Zelizer: A Trump third-party candidacy could cause real problems for Republicans, as Ross Perot did in 1992
By rallying key elements of the conservative base, Trump could help elect Hillary Clinton
Editor’s Note: Julian Zelizer is a professor of history and public affairs at Princeton University and a New America fellow. He is the author of “Jimmy Carter” and “The Fierce Urgency of Now: Lyndon Johnson, Congress, and the Battle for the Great Society.” The opinions expressed in this commentary are solely those of the author. This is an updated version of an article that ran previously.
Earlier this year, Donald Trump suggested that if the Republican Party doesn’t treat him right, he might run as a third-party candidate. Republicans should be worried.
If Trump takes this step, he would add a serious element of uncertainty into an already unwieldy process. Trump can bring his demagoguery and willingness to say anything approach to the general election, when the outcome in a handful of states will determine the next president.

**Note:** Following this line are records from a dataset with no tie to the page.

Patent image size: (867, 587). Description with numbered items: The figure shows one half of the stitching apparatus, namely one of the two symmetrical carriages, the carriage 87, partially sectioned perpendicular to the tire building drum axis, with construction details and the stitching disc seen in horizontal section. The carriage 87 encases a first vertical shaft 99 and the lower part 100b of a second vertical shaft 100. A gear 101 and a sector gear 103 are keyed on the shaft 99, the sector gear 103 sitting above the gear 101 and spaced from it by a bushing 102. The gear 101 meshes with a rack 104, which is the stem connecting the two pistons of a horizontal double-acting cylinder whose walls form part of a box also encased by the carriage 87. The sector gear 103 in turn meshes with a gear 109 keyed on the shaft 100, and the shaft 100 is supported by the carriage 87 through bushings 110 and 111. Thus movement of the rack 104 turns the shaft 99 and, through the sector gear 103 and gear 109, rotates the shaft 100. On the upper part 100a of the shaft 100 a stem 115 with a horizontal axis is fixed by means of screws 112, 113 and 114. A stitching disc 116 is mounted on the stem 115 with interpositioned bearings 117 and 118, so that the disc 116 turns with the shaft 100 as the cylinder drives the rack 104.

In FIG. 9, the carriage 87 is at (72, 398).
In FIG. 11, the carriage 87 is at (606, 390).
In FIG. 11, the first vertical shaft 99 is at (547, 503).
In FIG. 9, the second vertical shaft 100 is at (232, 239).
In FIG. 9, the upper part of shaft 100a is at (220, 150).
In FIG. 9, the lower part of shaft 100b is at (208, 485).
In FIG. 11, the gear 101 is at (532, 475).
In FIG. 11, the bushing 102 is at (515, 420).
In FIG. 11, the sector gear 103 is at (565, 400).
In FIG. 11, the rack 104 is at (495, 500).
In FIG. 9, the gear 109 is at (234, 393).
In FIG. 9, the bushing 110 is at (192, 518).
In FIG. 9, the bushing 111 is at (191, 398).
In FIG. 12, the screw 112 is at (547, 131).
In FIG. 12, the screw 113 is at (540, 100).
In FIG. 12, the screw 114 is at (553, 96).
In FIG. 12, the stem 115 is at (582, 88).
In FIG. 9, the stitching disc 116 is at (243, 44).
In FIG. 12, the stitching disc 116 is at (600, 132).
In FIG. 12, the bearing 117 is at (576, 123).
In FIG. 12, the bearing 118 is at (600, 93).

Should he run as an independent, Trump would be following in the footsteps of Ross Perot. In the 1992 presidential election, Perot caused immense trouble for Republican President George H.W. Bush in his campaign against Bill Clinton by entering the race as a self-financed third-party candidate. Like Trump, Perot had the money and media savvy to command national attention even without a formal party apparatus behind him.